On Saturday 08 March 2008 02:36, Ian Woollard wrote:
Um. I think we want people to read the wikipedia though.
I don't see why. Personally, I couldn't care less.
Why would
people bother contributing if nobody reads it?
Because it's fun.
Do our audience want us
to be high in google rankings?
There's subtle problems with abandoning notabilty,
like every corner
store in the entire damn world would want and would be able to get a
wikipage.
And what's wrong with that?
That's one of the important functions that
notability deals with,
without it, every single tiny company in the whole world will have an
article for business reasons,
So? As long as it's factual and NPOV, what do we care WHY it's there?
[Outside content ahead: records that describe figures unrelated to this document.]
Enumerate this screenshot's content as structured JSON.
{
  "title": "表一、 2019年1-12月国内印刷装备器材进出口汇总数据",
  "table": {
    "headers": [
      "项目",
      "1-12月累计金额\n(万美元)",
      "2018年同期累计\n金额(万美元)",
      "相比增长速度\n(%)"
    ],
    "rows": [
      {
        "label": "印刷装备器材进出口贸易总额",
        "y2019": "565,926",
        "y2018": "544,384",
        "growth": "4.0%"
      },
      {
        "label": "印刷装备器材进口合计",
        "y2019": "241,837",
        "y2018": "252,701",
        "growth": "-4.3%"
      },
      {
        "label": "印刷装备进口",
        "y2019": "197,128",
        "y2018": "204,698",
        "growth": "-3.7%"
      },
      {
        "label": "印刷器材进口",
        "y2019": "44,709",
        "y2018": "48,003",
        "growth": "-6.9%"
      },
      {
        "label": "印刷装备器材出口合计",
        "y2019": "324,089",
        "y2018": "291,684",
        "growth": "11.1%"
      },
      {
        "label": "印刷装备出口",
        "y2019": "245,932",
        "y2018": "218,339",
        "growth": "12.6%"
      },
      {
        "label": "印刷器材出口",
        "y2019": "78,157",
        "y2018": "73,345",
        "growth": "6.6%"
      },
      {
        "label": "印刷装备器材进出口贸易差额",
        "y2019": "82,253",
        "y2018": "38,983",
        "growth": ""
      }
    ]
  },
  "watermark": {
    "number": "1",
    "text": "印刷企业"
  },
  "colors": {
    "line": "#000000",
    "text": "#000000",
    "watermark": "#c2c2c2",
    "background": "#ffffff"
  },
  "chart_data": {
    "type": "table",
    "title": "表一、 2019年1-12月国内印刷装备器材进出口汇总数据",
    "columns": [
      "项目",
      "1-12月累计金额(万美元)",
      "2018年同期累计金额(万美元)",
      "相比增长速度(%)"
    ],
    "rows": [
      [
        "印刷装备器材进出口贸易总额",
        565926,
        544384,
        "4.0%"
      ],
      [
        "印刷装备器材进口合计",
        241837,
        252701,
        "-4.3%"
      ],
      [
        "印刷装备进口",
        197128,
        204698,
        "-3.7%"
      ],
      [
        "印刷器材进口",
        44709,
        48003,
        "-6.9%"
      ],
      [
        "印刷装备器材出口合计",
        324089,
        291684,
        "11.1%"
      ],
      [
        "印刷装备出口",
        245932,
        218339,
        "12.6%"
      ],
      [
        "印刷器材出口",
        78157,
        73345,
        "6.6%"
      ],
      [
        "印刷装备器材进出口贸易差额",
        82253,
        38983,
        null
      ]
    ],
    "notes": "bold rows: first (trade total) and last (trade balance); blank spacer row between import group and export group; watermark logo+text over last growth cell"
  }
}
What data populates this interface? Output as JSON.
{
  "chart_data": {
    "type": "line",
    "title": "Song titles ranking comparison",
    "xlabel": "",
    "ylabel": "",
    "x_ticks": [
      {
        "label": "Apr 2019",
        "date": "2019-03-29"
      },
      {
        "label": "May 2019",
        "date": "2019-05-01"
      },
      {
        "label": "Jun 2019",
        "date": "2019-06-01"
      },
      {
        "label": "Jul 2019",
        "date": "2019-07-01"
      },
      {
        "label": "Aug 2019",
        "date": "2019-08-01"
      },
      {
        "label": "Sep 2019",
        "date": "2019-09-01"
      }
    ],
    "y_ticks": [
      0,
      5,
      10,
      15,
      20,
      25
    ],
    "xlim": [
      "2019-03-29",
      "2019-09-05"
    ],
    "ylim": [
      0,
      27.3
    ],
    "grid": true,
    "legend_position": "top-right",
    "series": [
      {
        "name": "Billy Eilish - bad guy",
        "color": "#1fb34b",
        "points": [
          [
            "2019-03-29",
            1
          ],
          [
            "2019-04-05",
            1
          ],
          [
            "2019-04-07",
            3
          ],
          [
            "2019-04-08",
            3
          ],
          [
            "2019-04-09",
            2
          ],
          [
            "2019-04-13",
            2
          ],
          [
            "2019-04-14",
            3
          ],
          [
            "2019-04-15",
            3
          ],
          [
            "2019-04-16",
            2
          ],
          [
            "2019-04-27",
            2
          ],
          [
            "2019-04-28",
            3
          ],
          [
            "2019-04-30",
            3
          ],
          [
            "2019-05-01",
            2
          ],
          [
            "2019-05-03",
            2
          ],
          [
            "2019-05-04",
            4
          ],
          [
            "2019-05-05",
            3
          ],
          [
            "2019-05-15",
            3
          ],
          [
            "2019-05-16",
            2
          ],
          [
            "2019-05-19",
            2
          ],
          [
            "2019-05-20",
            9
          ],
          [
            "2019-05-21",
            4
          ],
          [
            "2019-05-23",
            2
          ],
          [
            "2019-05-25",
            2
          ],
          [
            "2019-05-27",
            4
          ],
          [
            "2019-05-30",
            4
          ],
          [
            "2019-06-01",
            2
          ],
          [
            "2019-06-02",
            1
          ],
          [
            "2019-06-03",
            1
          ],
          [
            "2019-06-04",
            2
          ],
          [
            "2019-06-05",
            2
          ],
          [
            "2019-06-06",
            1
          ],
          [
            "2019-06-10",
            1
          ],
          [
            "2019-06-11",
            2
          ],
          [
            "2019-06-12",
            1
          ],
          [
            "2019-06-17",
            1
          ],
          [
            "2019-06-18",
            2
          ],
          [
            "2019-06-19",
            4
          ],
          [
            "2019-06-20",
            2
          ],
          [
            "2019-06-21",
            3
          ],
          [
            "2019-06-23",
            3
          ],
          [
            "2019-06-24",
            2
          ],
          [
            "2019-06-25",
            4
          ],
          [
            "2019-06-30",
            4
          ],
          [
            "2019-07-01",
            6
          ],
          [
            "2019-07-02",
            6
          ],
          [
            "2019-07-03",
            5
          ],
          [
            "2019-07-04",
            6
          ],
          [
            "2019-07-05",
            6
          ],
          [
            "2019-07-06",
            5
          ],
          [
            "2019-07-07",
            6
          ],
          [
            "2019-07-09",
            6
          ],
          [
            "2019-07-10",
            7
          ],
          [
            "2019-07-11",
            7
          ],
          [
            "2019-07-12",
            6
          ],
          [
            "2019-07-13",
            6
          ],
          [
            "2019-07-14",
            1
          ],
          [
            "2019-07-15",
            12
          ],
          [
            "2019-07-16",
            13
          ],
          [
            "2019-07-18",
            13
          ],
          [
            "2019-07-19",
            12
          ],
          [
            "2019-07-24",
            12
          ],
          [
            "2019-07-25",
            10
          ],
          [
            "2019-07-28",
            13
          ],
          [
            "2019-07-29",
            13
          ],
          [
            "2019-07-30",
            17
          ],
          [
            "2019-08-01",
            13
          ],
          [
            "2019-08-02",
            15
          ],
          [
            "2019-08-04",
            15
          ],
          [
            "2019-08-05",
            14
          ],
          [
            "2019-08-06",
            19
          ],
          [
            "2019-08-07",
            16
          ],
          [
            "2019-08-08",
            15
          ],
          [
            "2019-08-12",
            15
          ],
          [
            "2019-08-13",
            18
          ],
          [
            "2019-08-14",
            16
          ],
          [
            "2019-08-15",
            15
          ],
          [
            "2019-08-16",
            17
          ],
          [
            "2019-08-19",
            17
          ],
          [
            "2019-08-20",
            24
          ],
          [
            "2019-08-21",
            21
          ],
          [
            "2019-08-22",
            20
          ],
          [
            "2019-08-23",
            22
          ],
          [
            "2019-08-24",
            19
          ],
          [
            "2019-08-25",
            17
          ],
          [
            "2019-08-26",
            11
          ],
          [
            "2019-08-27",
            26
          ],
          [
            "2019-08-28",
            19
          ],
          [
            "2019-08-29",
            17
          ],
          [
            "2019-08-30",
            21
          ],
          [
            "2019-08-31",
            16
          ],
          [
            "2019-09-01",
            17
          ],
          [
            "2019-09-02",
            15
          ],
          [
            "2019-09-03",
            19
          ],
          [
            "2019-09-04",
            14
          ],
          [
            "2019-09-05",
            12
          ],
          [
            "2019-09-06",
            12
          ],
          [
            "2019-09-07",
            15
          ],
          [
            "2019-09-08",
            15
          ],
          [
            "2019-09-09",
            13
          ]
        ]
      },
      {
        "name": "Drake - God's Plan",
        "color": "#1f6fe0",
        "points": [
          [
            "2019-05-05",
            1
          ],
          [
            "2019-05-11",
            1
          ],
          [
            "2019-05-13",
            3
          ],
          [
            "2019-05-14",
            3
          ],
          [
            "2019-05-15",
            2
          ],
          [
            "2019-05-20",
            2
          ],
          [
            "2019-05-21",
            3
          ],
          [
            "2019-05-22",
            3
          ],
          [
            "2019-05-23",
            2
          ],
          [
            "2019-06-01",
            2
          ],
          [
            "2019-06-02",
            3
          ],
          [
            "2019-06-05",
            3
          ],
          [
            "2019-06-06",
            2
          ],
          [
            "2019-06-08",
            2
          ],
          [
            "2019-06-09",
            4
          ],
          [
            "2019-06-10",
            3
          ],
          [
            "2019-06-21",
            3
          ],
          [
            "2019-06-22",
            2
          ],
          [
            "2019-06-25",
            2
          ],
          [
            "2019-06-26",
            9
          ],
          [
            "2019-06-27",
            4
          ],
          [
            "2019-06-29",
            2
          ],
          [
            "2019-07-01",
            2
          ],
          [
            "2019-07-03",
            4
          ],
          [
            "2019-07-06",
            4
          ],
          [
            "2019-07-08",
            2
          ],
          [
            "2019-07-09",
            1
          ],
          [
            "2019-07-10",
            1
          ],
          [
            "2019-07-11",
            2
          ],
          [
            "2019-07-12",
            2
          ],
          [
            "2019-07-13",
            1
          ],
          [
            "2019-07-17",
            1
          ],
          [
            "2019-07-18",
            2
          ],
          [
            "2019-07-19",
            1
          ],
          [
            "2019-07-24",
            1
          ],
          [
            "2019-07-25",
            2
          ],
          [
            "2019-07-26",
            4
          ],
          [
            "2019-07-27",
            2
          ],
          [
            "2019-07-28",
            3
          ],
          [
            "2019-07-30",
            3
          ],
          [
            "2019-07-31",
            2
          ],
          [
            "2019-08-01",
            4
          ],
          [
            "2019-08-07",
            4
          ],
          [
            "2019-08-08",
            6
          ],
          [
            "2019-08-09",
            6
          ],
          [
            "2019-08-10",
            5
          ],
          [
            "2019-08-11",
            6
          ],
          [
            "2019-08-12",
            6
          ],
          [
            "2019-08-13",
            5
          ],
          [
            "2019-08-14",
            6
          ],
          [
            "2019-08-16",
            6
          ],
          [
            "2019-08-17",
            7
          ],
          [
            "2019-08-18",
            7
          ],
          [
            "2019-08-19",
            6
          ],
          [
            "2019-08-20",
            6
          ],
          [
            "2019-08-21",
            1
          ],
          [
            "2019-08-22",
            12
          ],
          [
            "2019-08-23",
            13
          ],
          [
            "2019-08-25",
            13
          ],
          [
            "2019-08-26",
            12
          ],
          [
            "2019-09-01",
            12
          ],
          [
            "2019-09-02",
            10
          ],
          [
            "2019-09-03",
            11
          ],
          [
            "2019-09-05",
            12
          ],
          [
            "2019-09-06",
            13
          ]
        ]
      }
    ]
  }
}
So ANY junky article in the wikipedia, is BIG in web
terms. Do we have
a responsibility to the rest of the web? Not per se. But the rest of
the web decides how big we are and they can diminish us;
So what?
that could
well mean that our current best articles become a lot less
significant.
So what?
Not if the wikipedia has an article on almost every word in the
English language, which it soon will have, and has effectively SEO'd a
bunch of non notable articles on any particular topic up above the
rest of the web. I say that it's really not a good idea at all for the
wikipedia to do that; they trust us, and we must not abuse that trust.
We don't ask them to trust us; we have no responsibility to maintain it.
No, I said that they valued covering everything HIGHER than they
valued quality, and I stand by that assessment.
It's a correct assessment. Why is it wrong to hold that position?